A famous Doonsbury cartoon has a college professor lecturing his dis-interested students. Frustrated, he begins to spout nonsense, among them "White is black." Or maybe the cartoon was warning about the currently-fashionable relativism movement -- where there is no such thing as absolute truth. (Is that absolutely true?)
In recent weeks, Google's marketing department has been parading its CEO in front of the media. You've probably seen the front covers of Time and Fortune, read about the speeches by Eric Schmidt.
(Side note: Notice that the business-suited Schmidt is being placed in the foreground, with attention over Google's two lab-coated founders being toned-down. Also note: Google's let's-see-what-sticks and forever-in-beta development method is now being touted both as chaotic and positive.)
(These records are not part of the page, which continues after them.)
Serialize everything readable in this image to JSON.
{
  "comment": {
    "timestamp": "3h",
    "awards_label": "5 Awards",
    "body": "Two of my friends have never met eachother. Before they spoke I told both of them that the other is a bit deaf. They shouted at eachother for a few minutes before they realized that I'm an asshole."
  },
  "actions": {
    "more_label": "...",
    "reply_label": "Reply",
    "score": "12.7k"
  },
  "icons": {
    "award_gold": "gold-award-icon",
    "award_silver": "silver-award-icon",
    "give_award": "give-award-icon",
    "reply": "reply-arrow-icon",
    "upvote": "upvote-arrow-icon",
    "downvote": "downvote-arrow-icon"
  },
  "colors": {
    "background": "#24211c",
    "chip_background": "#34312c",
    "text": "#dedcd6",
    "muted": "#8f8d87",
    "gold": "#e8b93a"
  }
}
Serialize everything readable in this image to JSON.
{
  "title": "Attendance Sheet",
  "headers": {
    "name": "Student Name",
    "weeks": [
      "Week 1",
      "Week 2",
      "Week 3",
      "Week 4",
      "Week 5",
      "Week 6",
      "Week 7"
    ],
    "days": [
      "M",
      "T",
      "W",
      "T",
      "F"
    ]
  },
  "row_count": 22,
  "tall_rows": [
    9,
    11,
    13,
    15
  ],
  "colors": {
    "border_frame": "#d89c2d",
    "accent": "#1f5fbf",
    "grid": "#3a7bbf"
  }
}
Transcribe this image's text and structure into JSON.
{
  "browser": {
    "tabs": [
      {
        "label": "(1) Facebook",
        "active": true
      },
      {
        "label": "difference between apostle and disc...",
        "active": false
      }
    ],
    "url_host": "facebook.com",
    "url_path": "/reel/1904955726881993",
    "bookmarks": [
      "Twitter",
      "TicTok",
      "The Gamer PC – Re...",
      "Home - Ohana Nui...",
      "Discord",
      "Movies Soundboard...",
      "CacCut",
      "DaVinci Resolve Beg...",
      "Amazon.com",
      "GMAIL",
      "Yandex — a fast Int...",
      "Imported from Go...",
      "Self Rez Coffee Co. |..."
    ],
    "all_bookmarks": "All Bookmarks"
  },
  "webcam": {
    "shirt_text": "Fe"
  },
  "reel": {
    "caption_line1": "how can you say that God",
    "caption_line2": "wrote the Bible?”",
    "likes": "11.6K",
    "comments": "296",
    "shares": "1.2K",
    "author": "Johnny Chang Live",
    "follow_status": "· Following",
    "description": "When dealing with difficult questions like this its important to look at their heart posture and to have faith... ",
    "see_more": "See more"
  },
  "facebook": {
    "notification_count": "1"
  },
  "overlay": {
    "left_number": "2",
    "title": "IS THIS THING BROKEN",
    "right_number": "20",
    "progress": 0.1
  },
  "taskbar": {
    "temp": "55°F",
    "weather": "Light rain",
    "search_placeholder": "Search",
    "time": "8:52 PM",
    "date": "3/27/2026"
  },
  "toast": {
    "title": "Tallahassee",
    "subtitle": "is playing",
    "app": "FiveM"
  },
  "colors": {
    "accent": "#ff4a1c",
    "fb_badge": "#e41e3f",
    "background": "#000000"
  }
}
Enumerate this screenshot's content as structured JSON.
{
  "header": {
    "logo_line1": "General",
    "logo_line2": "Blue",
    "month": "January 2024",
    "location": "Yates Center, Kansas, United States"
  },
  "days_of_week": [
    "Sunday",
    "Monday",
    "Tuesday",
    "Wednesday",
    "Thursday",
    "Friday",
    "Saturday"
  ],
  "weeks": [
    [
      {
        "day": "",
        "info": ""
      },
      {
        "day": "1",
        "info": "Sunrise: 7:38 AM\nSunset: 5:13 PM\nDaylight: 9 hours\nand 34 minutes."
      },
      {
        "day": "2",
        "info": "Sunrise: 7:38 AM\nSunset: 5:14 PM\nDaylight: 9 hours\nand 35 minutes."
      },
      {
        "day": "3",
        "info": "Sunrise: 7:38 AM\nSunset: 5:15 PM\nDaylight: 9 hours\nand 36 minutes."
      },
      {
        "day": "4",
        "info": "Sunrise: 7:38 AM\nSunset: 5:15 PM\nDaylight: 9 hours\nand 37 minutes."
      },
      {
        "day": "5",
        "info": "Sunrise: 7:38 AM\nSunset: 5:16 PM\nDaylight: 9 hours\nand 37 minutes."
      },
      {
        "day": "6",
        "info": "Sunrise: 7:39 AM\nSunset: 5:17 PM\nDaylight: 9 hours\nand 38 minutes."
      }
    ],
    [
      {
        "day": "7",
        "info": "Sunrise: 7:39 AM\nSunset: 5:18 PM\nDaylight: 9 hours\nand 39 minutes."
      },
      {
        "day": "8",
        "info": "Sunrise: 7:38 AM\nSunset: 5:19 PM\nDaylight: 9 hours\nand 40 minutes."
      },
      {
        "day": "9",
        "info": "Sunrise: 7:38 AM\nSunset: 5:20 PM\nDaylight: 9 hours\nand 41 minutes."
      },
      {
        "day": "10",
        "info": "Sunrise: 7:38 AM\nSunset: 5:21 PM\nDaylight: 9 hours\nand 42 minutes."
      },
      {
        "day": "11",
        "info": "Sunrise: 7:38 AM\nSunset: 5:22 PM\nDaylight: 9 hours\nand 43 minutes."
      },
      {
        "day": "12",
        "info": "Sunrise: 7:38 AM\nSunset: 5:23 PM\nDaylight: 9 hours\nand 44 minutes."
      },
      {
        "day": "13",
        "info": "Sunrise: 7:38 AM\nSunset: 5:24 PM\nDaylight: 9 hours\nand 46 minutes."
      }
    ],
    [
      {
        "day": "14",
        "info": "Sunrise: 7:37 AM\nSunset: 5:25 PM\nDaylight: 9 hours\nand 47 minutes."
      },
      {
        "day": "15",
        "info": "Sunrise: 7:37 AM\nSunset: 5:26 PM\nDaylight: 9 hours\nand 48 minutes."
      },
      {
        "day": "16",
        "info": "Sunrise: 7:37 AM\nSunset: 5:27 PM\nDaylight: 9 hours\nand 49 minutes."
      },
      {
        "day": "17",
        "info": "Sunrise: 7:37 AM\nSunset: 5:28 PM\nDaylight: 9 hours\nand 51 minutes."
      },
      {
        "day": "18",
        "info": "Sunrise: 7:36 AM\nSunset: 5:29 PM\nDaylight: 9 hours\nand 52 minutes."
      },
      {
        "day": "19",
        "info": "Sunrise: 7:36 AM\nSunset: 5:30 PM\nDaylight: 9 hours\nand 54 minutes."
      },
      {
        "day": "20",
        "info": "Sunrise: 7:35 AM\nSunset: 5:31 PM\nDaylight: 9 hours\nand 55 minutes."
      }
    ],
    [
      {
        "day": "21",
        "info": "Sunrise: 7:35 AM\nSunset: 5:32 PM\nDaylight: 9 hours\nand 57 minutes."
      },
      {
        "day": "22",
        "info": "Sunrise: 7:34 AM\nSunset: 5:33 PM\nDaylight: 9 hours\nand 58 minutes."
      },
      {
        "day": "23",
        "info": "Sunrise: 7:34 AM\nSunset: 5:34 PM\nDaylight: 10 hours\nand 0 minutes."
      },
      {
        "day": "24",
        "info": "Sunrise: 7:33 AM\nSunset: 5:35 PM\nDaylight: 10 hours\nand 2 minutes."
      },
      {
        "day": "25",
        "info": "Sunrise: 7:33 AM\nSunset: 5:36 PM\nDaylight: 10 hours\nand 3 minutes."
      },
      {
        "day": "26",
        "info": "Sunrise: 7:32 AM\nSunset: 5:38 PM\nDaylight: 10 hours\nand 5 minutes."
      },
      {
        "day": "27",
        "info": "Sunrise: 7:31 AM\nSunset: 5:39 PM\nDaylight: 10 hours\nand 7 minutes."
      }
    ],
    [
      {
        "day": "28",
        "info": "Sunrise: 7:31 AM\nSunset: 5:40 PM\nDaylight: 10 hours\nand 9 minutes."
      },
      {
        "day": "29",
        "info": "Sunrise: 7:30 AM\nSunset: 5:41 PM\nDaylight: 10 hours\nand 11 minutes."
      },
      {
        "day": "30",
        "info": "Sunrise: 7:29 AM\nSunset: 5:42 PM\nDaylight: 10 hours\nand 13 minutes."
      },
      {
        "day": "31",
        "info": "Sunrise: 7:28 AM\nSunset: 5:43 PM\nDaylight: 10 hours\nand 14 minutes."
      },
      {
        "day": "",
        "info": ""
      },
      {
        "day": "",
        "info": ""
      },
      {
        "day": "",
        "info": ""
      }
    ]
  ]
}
Reuters reports on Mr Schmidt claiming that Google will provide Truth Predictor software for voters to "check seemingly factual statements against historical data to see to see if [politicians] were correct."
I could see this being helpful for fence-sitters who are not sure which way to vote. The system would not help my mother-in-law, who votes the opposite to her husband. But it would appear Mr Schmidt has not learned the lessons of Wikipedia: beliefs are stronger than facts.
He says, "Many of the politicians don't actually understand the phenomenon of the Internet very well." While true, political operatives do understand Web sites, Weblogs, mass emailings, and other Internet-enabled campaign tools.
But don't limit the list of Internet-unawarees to politicians. There will be more information for voters, but more information also means more chaotic information, and it won't have to come from a Google beta.